The academic component of the Graduate Program provides understandings and knowledge about educational theory, ecological field science, and educational leadership. The courses are generally two-week intensives that interweave lectures, fieldwork, classroom presentations and independent projects. All courses are graduate level semester credits.
Introduction to Field Science Teaching (3 credits), Community Ecology of the Greater Yellowstone Ecosystem (3 credits) and Principles of Place-Based Education (3 credits) provide an introduction to local natural history, ecology of the region and foundational principles of field based education. Fall semester also includes a Teaching Practicum (2 credits) in outdoor and classroom teaching. This faculty mentored practicum includes either residential field education or classroom teaching in public schools.

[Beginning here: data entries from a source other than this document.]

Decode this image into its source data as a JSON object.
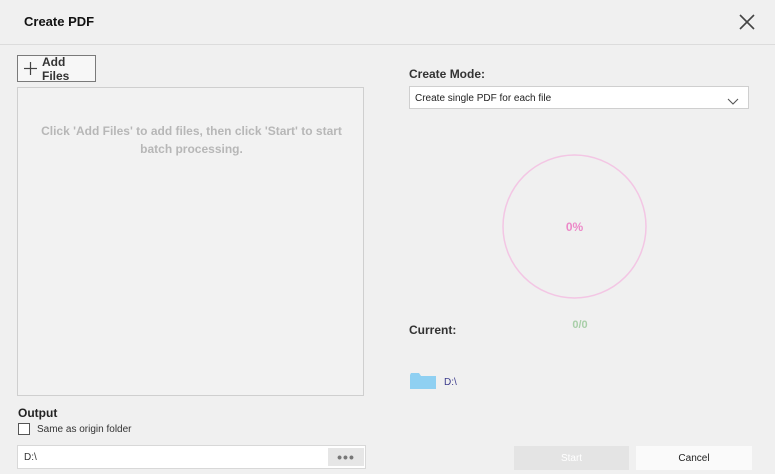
{
  "dialog": {
    "title": "Create PDF"
  },
  "left_panel": {
    "add_files_label": "Add Files",
    "hint": "Click 'Add Files' to add files, then click 'Start' to start batch processing.",
    "output_label": "Output",
    "same_origin_label": "Same as origin folder",
    "same_origin_checked": false,
    "output_path": "D:\\",
    "browse_label": "•••"
  },
  "right_panel": {
    "create_mode_label": "Create Mode:",
    "create_mode_value": "Create single PDF for each file",
    "progress_percent": "0%",
    "progress_value": 0,
    "count": "0/0",
    "current_label": "Current:",
    "current_path": "D:\\"
  },
  "footer": {
    "start_label": "Start",
    "cancel_label": "Cancel"
  },
  "colors": {
    "ring": "#f3c6e4",
    "percent": "#ec89c8",
    "count": "#a9cfa9",
    "folder": "#8fd0f2"
  },
  "icons": [
    "close-icon",
    "plus-icon",
    "chevron-down-icon",
    "folder-icon"
  ]
}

Winter Ecology (2 credits), Advanced Instructional Strategies (3 credits), and Ecological Inquiry (3 credits) are the core winter academic courses. Winter Teaching Practicum (2 credits) finds graduate students teaching in the outdoors on skis and snowshoes and/or classroom teaching at Teton Science Schools' Journey School.
Spring is a time for new life and Advanced Elements of Field Ecology (5 credits) guides graduate students into deeper understanding and appreciation of flora and fauna of the Greater Yellowstone region. Teaching Practicum (2 credits) experiences include field education and classroom teaching in public schools.
The Environmental Education Professional Residency (4 credits) experience is the culmination of the Graduate Program. There are 320 hours of field science teaching under the supervision and guidance of faculty, making this a true capstone experience in which graduate students are challenged to design, run and assess an outdoor based education program.